6147e séance – matin

M. B. LYNN PASCOE SOULIGNE DEVANT LE CONSEIL DE SÉCURITÉ LES DIFFICULTÉS DE LA RÉPUBLIQUE CENTRAFRICAINE

POUR MENER À BIEN LE PROCESSUS DE CONSOLIDATION DE LA PAIX

Le Secrétaire général adjoint aux affaires politiques, M. B. Lynn Pascoe, a présenté, ce matin, au Conseil de sécurité le dernier rapport du Secrétaire général sur la situation en République centrafricaine, soulignant à la fois la « fragilité » du pays et les efforts importants entrepris pour consolider le processus de paix.

Comme le Président de la formation République centrafricaine de la Commission de consolidation de la paix (CCP), M. Jan Grauls (Belgique), il a insisté sur les deux défis que constituent les préparatifs des élections prévues en 2010 et la mise en œuvre du programme de désarmement, de démobilisation et de réintégration des anciens combattants (DDR).  Le représentant de la République centrafricaine a estimé, de son côté, que 2009 était une « année charnière » pour son pays.

M. Pascoe a souligné que des événements importants s’étaient déroulés en République centrafricaine au cours des six derniers mois, citant en particulier les efforts qui visaient à mettre en œuvre les résultats du dialogue politique inclusif. 

La période postdialogue a été « caractérisée par deux tendances, parfois apparemment contradictoires », a-t-il dit, faisant état, d’une part, des « efforts importants » entrepris pour appliquer les recommandations du dialogue dans une perspective de « consolidation de l’élan en faveur de la paix dans le pays » et, d’autre part, la « résurgence de la rébellion dans le nord du pays », laquelle contredit « l’esprit de réconciliation que le dialogue cherchait à créer ».  À ces deux éléments s’ajoute, a affirmé M. Pascoe, une « fragilité croissante du processus de paix en République centrafricaine et du pays lui-même ».

M. Pascoe, de retour d’une visite dans le pays, a dit avoir observé de ses propres yeux « l’impact d’années d’instabilité et d’insécurité dans le pays ».  « J’ai entendu, a-t-il cependant ajouté, les mots qui montrent que le Gouvernement et le peuple centrafricains ont confiance dans ce qui est entrepris par les Nations Unies ».  Le Gouvernement et le peuple centrafricains considèrent l’ONU comme un « partenaire fiable pour réaliser leurs aspirations dans un avenir meilleur ».  « Les problèmes sont énormes », a-t-il dit, tout en se déclarant convaincu que l’ONU peut les aider à trouver une solution.
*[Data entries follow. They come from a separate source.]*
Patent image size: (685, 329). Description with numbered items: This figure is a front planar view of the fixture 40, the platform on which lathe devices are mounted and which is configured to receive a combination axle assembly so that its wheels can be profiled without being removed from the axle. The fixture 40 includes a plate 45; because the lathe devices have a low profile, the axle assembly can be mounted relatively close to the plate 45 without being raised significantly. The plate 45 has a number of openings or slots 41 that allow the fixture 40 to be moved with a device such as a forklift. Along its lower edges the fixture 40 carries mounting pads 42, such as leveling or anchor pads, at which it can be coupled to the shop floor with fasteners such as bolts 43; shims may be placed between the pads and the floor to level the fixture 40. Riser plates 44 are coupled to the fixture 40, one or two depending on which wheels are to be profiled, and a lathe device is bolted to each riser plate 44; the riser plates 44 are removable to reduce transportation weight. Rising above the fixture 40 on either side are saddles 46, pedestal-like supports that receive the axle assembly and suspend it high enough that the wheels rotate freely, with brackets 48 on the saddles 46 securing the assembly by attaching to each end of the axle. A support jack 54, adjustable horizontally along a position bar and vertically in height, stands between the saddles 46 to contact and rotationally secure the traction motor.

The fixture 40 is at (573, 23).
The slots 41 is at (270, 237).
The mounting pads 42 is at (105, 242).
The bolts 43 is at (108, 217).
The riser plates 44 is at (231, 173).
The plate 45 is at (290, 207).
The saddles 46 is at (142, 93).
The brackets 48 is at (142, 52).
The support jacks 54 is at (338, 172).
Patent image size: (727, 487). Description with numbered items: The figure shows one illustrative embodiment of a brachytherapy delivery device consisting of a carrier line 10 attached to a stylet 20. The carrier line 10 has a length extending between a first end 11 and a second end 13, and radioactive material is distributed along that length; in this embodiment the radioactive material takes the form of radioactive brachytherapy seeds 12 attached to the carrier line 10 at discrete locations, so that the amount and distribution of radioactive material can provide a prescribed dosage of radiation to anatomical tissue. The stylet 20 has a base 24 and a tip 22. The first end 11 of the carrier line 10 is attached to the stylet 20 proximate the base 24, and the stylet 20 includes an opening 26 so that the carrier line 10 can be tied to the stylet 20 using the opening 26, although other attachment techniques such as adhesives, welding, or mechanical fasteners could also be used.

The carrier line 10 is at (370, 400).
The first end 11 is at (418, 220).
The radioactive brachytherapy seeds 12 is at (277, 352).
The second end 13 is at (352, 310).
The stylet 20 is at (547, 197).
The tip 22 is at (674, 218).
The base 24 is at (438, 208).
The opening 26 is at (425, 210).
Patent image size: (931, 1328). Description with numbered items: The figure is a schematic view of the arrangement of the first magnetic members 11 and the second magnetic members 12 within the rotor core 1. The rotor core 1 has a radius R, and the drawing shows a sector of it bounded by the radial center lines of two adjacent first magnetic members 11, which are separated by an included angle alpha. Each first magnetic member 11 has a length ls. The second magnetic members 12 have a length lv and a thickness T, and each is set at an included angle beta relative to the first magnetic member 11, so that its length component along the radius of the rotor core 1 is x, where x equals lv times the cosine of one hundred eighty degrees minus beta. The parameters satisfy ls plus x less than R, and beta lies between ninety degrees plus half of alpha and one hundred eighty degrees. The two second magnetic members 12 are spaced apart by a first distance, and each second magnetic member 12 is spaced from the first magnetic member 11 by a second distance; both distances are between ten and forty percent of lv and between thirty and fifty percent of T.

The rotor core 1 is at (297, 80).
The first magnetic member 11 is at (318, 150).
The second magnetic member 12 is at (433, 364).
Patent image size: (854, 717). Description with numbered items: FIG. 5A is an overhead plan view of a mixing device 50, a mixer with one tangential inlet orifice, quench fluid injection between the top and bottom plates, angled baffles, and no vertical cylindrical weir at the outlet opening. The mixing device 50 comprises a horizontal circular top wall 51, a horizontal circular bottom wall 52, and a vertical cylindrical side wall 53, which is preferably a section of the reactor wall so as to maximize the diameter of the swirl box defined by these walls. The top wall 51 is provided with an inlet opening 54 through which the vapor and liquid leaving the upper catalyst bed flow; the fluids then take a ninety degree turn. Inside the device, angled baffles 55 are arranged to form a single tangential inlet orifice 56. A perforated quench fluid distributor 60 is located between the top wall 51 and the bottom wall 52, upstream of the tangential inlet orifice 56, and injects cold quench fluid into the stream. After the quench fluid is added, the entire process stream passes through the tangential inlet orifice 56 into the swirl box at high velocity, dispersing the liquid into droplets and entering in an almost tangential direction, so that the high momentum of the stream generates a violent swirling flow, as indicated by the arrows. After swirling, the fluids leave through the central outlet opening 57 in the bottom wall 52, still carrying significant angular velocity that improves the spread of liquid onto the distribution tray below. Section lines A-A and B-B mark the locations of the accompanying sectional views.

Le Secrétaire général adjoint a, en particulier, indiqué que le Conseil de sécurité se réunissait aujourd’hui au moment où l’Assemblée nationale de la République centrafricaine tenait une session extraordinaire dans le but d’adopter un nouveau code électoral pour les élections législatives et présidentielles de 2010.  « Le Secrétaire général a appelé les autorités de la République centrafricaine à faire en sorte que les élections se tiennent comme prévu » afin d’éviter une vacance du pouvoir qui « compliquerait davantage un environnement politique déjà fragile » et faciliterait un regain de violence, a déclaré M. Pascoe.

Le Secrétaire général adjoint s’est en outre attardé sur l’autre défi important que constitue pour la République centrafricaine le désarmement, la démobilisation et la réintégration des ex-combattants qui ont accepté de mettre un terme à la rébellion et de se joindre au processus de paix. 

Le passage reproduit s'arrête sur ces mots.